Иван Дмитриевич позвал сестру Олю Синицыну, единственное существо, кто в их заведении был абсолютно здоров.

Олечка Синицына простодушно спросила, почему Иван Дмитриевич сегодня такой хмурый. Голубев устало улыбнулся:

– Погода, Ольга Тимофеевна, погода.

Если бы не этот еле заметный запах картошки от накрахмаленного халата Олечки (зачем она его крахмалит?), то он давно бы подбил к ней клинья.

Голубев аскетом никогда не был: считал, что любовь и семья это одно, а флирт – другое. Мир двуедин. Декарт[6]. Дуализм – две музыки, классическая и остальная.
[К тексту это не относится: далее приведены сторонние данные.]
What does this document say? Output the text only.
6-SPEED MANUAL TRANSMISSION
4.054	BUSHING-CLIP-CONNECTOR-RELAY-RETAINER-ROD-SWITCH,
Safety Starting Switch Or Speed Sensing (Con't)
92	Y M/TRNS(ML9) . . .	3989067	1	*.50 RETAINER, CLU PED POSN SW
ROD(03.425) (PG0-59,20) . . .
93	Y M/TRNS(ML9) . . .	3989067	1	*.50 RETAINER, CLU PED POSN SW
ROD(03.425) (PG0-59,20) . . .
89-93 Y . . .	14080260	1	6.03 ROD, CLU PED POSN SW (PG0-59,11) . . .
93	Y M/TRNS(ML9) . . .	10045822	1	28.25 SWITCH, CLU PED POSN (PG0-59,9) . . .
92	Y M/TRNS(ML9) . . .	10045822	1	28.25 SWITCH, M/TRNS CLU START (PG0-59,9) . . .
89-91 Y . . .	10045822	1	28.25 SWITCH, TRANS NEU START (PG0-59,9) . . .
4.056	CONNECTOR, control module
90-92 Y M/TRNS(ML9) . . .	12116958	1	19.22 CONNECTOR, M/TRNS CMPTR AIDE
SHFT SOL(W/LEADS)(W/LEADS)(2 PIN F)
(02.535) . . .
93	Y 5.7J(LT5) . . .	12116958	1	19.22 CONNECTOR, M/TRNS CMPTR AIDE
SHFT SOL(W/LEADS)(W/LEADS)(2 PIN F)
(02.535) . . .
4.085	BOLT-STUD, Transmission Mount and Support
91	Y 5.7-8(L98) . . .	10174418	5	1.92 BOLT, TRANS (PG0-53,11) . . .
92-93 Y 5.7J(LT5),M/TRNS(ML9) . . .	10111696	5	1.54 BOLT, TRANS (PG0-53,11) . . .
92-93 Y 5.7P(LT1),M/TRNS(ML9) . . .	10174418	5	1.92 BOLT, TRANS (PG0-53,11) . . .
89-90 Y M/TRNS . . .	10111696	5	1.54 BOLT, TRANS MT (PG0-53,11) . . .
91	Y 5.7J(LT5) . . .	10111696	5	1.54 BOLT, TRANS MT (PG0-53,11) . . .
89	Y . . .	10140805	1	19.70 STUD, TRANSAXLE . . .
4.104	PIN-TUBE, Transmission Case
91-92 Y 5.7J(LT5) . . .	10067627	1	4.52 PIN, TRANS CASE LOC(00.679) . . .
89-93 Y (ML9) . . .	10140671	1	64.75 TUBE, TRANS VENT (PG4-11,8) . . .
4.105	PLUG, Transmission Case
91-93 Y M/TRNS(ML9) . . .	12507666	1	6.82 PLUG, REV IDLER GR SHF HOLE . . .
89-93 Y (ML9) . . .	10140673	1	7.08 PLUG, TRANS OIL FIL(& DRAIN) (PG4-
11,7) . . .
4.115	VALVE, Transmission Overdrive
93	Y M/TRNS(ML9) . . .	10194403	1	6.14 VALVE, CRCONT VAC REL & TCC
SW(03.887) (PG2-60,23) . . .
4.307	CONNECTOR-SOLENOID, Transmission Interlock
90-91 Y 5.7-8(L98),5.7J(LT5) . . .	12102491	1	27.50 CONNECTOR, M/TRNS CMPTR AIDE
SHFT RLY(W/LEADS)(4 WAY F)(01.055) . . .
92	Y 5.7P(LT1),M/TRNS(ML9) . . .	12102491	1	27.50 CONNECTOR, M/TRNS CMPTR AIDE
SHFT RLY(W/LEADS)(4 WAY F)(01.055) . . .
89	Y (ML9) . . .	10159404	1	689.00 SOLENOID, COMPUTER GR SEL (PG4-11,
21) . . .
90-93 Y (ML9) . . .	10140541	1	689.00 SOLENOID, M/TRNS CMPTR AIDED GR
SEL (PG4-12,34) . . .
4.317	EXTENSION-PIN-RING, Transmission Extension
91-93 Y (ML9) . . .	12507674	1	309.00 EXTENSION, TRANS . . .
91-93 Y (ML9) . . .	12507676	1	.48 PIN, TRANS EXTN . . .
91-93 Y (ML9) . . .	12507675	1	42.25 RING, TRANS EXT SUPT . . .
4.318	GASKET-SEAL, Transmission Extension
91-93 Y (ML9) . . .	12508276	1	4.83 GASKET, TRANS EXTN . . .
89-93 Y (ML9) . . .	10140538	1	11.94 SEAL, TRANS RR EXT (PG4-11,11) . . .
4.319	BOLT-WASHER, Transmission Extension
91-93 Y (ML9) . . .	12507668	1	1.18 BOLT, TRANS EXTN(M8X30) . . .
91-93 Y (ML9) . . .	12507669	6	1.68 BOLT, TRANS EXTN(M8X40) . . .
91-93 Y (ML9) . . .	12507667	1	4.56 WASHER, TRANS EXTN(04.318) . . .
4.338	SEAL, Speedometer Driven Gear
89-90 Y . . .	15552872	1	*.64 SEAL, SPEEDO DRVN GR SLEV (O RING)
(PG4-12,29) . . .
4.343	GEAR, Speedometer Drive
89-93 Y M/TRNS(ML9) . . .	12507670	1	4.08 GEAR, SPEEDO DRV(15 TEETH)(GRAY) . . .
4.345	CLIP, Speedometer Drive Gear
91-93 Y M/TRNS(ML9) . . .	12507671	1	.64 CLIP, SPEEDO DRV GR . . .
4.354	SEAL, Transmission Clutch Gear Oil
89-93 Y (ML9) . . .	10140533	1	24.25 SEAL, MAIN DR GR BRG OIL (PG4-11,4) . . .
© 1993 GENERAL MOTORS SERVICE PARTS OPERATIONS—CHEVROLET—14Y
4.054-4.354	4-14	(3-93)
– Оля, а ты гладить любишь?

– Смотря кого.

Простой народный юмор, без выкрутасов.

– Ежиков… Рубашки?

– Обожаю!

Она метнула золотистые глаза в лицо ординатора, понимая, что тот шутит.

– Без складок?

– Без!

Чего тут смешного?

– Ну вот…

– Что «ну вот», доктор? – Лицо ее стало серьезным. – У мужчины я ценю три вещи: чистые туфли, отглаженную рубашку и…

– И?..

– Иронию!

Он взглянул на девушку с любопытством.

– Потом как-нибудь поделишься секретом глажения. Беги, беги, а то Уфимцев бушует!

Оля упорхнула.

Он опять глубоко вдохнул и выдохнул. Такая дыхательная гимнастика профилактического толка вошла в привычку: «Запах, картофельный запах выдает. Конечно, она – из едоков, – решил Голубев. – А жаль! Куда ни кинь – все клин, психи да едоки. И пасленщики».

Иван Дмитриевич подошел к своему шкафу, нагнулся, и с нижней полки, там, где должна была храниться сапожная щетка с кремом, достал картонный лист. Покоробленная, с ржавыми подтеками гравюра. Она в этом шкафу испокон веков. На репродукции в сером воздухе витали, по-другому не скажешь, пасмурные люди. Человекозвери. Мужчины-уроды. И женщины такого же переходного вида, зверюхи, но в чистых чепчиках, такие носила прислуга в русских дворянских усадьбах девятнадцатого века. Застолье в подвале при свете керосиновой лампы. Ублюдочная вечеря, ритуал.

Картина называлась «Едоки картофеля».

Написал ее не русский и не помещик – Винсент Ван Гог.[7]. По национальности арлезианец.